Когда она вошла в спальню, Вронский внимательно посмотрел на нее. Он искал следов того разговора, который, он знал, она, так долго оставаясь в комнате Долли, должна была иметь с нею. Но в ее выражении, возбужденно-сдержанном и что-то скрывающем, он ничего не нашел, кроме хотя и привычной ему, но всё еще пленяющей его красоты, сознания ее и желания, чтоб она на него действовала. Он не хотел спросить ее о том, что они говорили, но надеялся, что она сама скажет что-нибудь. Но она сказала только:
– Я рада, что тебе понравилась Долли. Не правда ли?
– Да ведь я ее давно знаю. Она очень добрая, кажется, mais excessivement terre-?-terre.[127 - [но очень прозаическая.]] Но всё-таки я ей очень был рад.
Он взял руку Анны и посмотрел ей вопросительно в глаза.
Она, иначе поняв этот взгляд, улыбнулась.
На другое утро, несмотря на упрашиванья хозяев, Дарья Александровна собралась ехать. Кучер Левина в своем не новом кафтане и полуямской шляпе, на разномастных лошадях, в коляске с заплатанными крыльями мрачно и решительно въехал в крытый, усыпанный песком подъезд.
Прощание с княжной Варварой, с мужчинами было неприятно Дарье Александровне. Пробыв день, и она и хозяева ясно чувствовали, что они не подходят друг к другу и что лучше им не сходиться. Одной Анне было грустно. Она знала, что теперь, с отъездом Долли, никто уже не растревожит в ее душе те чувства, которые поднялись в ней при этом свидании. Тревожить эти чувства ей было больно; но она всё-таки знала, что это была самая лучшая часть ее души и что эта часть ее души быстро зарастала в той жизни, которую она вела.

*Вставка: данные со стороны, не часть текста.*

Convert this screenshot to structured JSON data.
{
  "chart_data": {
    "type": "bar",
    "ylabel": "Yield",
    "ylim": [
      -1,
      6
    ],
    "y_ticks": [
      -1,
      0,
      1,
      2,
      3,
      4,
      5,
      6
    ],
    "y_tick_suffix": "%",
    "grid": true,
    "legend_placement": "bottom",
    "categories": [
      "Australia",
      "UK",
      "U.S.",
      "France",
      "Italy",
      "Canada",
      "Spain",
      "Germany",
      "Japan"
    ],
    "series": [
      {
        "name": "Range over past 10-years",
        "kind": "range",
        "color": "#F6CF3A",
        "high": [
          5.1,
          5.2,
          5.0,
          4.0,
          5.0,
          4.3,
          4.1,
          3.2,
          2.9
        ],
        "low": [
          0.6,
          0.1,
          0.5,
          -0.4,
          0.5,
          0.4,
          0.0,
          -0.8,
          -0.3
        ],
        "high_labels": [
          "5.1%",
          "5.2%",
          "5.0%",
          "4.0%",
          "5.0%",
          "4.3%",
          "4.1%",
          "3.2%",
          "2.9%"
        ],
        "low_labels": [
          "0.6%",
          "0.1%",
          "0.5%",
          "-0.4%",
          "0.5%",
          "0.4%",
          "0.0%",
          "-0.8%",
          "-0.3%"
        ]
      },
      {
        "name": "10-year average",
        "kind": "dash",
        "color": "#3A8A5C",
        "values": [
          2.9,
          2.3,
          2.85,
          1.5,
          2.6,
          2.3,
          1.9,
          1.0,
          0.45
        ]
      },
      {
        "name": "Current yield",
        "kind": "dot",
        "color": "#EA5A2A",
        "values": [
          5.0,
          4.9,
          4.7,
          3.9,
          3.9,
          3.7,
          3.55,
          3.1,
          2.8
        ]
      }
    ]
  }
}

Выехав в поле, Дарья Александровна испытала приятное чувство облегчения, и ей хотелось спросить у людей, как им понравилось у Вронского, как вдруг кучер Филипп сам заговорил:
– Богачи-то, богачи, а овса всего три меры дали. До петухов дочиста подобрали. Что ж три меры? только закусить. Ныне овес у дворников сорок пять копеек. У нас, небось, приезжим сколько поедят, столько дают.
– Скупой барин, – подтвердил конторщик.
– Ну, а лошади их понравились тебе? – спросила Долли.
– Лошади – одно слово. И пища хороша. А так мне скучно что-то показалось, Дарья Александровна, не знаю как вам, – сказал он, обернув к ней свое красивое и доброе лицо.
– Да и мне тоже. Что ж, к вечеру доедем?
– Надо доехать.
Вернувшись домой и найдя всех вполне благополучными и особенно милыми, Дарья Александровна с большим оживлением рассказывала про свою поездку, про то, как ее хорошо принимали, про роскошь и хороший вкус жизни Вронских, про их увеселения и не давала никому слова сказать против них.
– Надо знать Анну и Вронского – я его больше узнала теперь, – чтобы понять, как они милы и трогательны, – теперь совершенно искренно говорила она, забывая то неопределенное чувство недовольства и неловкости, которое она испытывала там.
XXV.
Вронский и Анна всё в тех же условиях, всё так же не принимая никаких мер для развода, прожили всё лето и часть осени в деревне. Было между ними решено, что они никуда не поедут; но оба чувствовали, чем долее они жили одни, в особенности осенью и без гостей, что они не выдержат этой жизни и что придется изменить ее.